With interpretability our models become far more useful at driving effective policy changes because they describe what needs to change. The most important way of realising value is by taking the right, and highly targeted, action.

Secondly, we typically don’t have a single loss function because our populations aren’t homogenous. The value / cost of various segments of the population differ. Typically, to optimise the decisions we need to optimise build segment-specific models. This also enables us to make segment-specific actions.

These segment-specific models might not be the most accurate at predicting, but they are much more useful because they describe what we care about and facilitate better policy changes. We have a bunch of constraints that marketers don’t typically have. We need our policy changes to seem reasonable and often need to show fairness by treating various segments in the same way. We need to explain to our employees why we’ve made certain changes and how we’ve identified who should be targeted.

So if the key thing for a model is interpretability, not prediction, why do we place such an emphasis on prediction?

One of the techniques that we’ve found is really powerful is building multiple models, typically using various techniques. Some of these techniques are easier to interpret than others. Others may historically yield better accuracy but can be ‘black boxes’.

Say the policy recommendation of your interpretable model is to raise the salary of a specific segment of your population by x%. If you simulate (predict) what would happen by plugging this back into your model you’re likely to see the best-case result. Your change and model are self-supporting.

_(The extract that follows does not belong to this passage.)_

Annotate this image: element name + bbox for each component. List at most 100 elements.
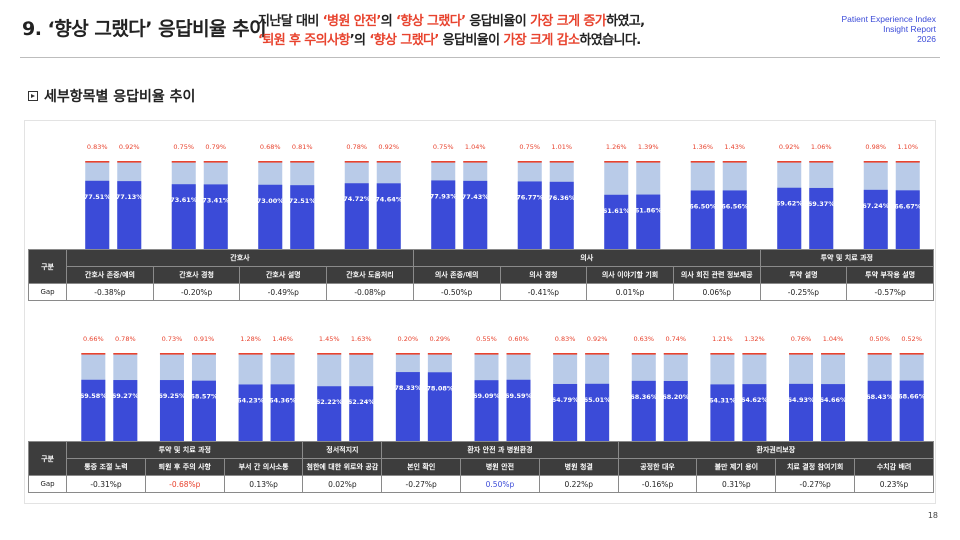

What we’ve found really useful is to simulate / predict that policy change on a model built using a different technique. If the resulting outcome is good it will suggest that you’ve found something reliable. If the two outcomes are widely different it is likely to mean you’ve got a policy which is less likely to perform in the real world. Interpretability was important for identifying the change but less important for validating it.

If you really want to add value to your organisations using advanced modelling techniques then it’s not prediction you should focus on. It’s interpretability and incorporating sensible loss functions.